Kids' groups split over delay of Green Paper

Emma Maier

There has been a mixed reaction by children's charities to the news that the Government's long-awaited Green Paper on children at risk is to be delayed.

The Green Paper, which sets out a framework for future policy based on a more holistic approach to children's services, was originally expected in spring this year.

However, the launch has been pushed back until after the summer parliamentary recess following a recent barrage of attacks on the new Minister for Children, Margaret Hodge, by the media.

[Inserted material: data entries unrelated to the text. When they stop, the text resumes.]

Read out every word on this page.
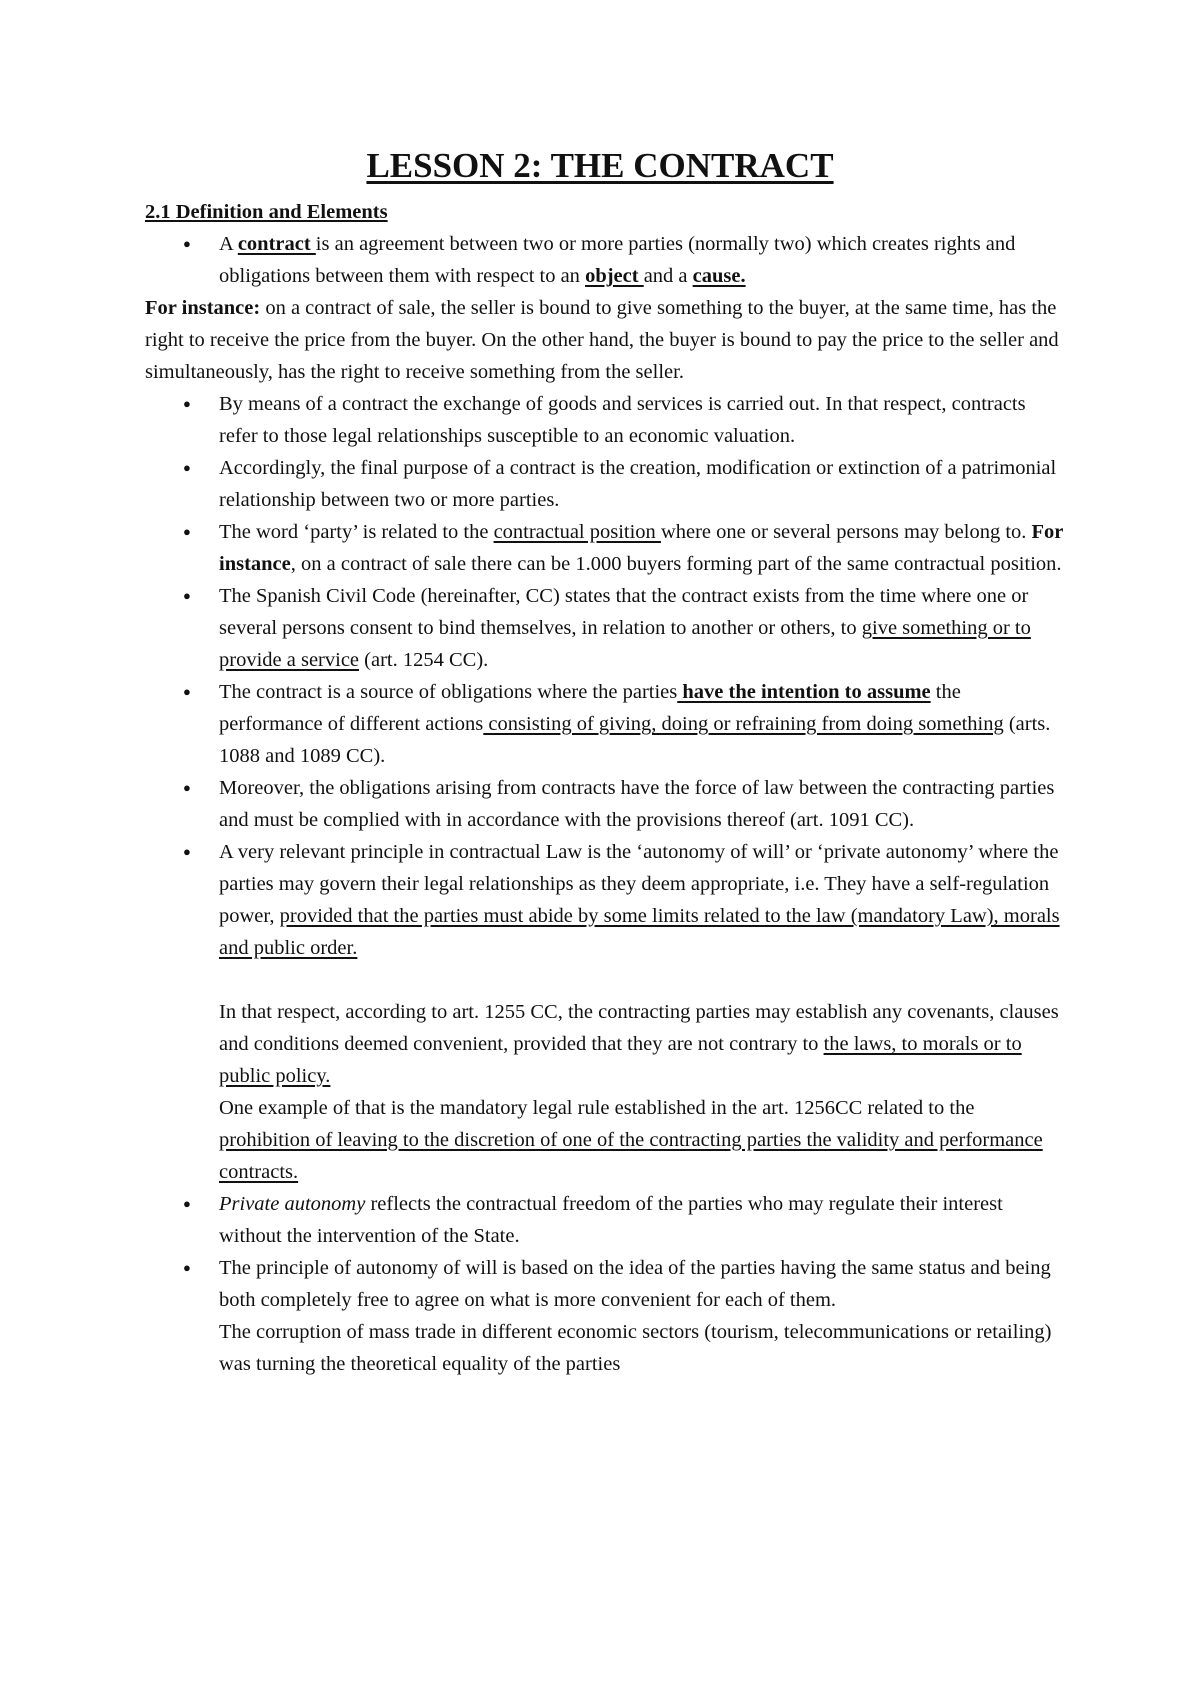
LESSON 2: THE CONTRACT
2.1 Definition and Elements
● A contract is an agreement between two or more parties (normally two) which creates rights and obligations between them with respect to an object and a cause.
For instance: on a contract of sale, the seller is bound to give something to the buyer, at the same time, has the right to receive the price from the buyer. On the other hand, the buyer is bound to pay the price to the seller and simultaneously, has the right to receive something from the seller.
● By means of a contract the exchange of goods and services is carried out. In that respect, contracts refer to those legal relationships susceptible to an economic valuation.
● Accordingly, the final purpose of a contract is the creation, modification or extinction of a patrimonial relationship between two or more parties.
● The word ‘party’ is related to the contractual position where one or several persons may belong to. For instance, on a contract of sale there can be 1.000 buyers forming part of the same contractual position.
● The Spanish Civil Code (hereinafter, CC) states that the contract exists from the time where one or several persons consent to bind themselves, in relation to another or others, to give something or to provide a service (art. 1254 CC).
● The contract is a source of obligations where the parties have the intention to assume the performance of different actions consisting of giving, doing or refraining from doing something (arts. 1088 and 1089 CC).
● Moreover, the obligations arising from contracts have the force of law between the contracting parties and must be complied with in accordance with the provisions thereof (art. 1091 CC).
● A very relevant principle in contractual Law is the ‘autonomy of will’ or ‘private autonomy’ where the parties may govern their legal relationships as they deem appropriate, i.e. They have a self-regulation power, provided that the parties must abide by some limits related to the law (mandatory Law), morals and public order.
In that respect, according to art. 1255 CC, the contracting parties may establish any covenants, clauses and conditions deemed convenient, provided that they are not contrary to the laws, to morals or to public policy.
One example of that is the mandatory legal rule established in the art. 1256CC related to the prohibition of leaving to the discretion of one of the contracting parties the validity and performance contracts.
● Private autonomy reflects the contractual freedom of the parties who may regulate their interest without the intervention of the State.
● The principle of autonomy of will is based on the idea of the parties having the same status and being both completely free to agree on what is more convenient for each of them.
The corruption of mass trade in different economic sectors (tourism, telecommunications or retailing) was turning the theoretical equality of the parties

The Government denies that the delay is linked to the controversy over Hodge, which relates to Islington Council's failure to investigate properly several cases of sexual abuse in the borough's care homes when she was council leader until 1992.

Barnardo's and the NSPCC have expressed regret at the delay. "The Green Paper came about partly in response to the death of Victoria Climbie, and we owe it to future generations to act as soon as we can to ensure that cases like this never happen again," said Chris Hanvey, UK director of operations at Barnardo's.

NSPCC spokeswoman Cath Drake added: "We are very disappointed that it has been delayed."

However, the National Children's Bureau is pleased that the Government is not rushing into a quick-fix solution. "This is an enormously complex piece of legislation, dealing with a very complicated issue," said spokeswoman Tracey Sands.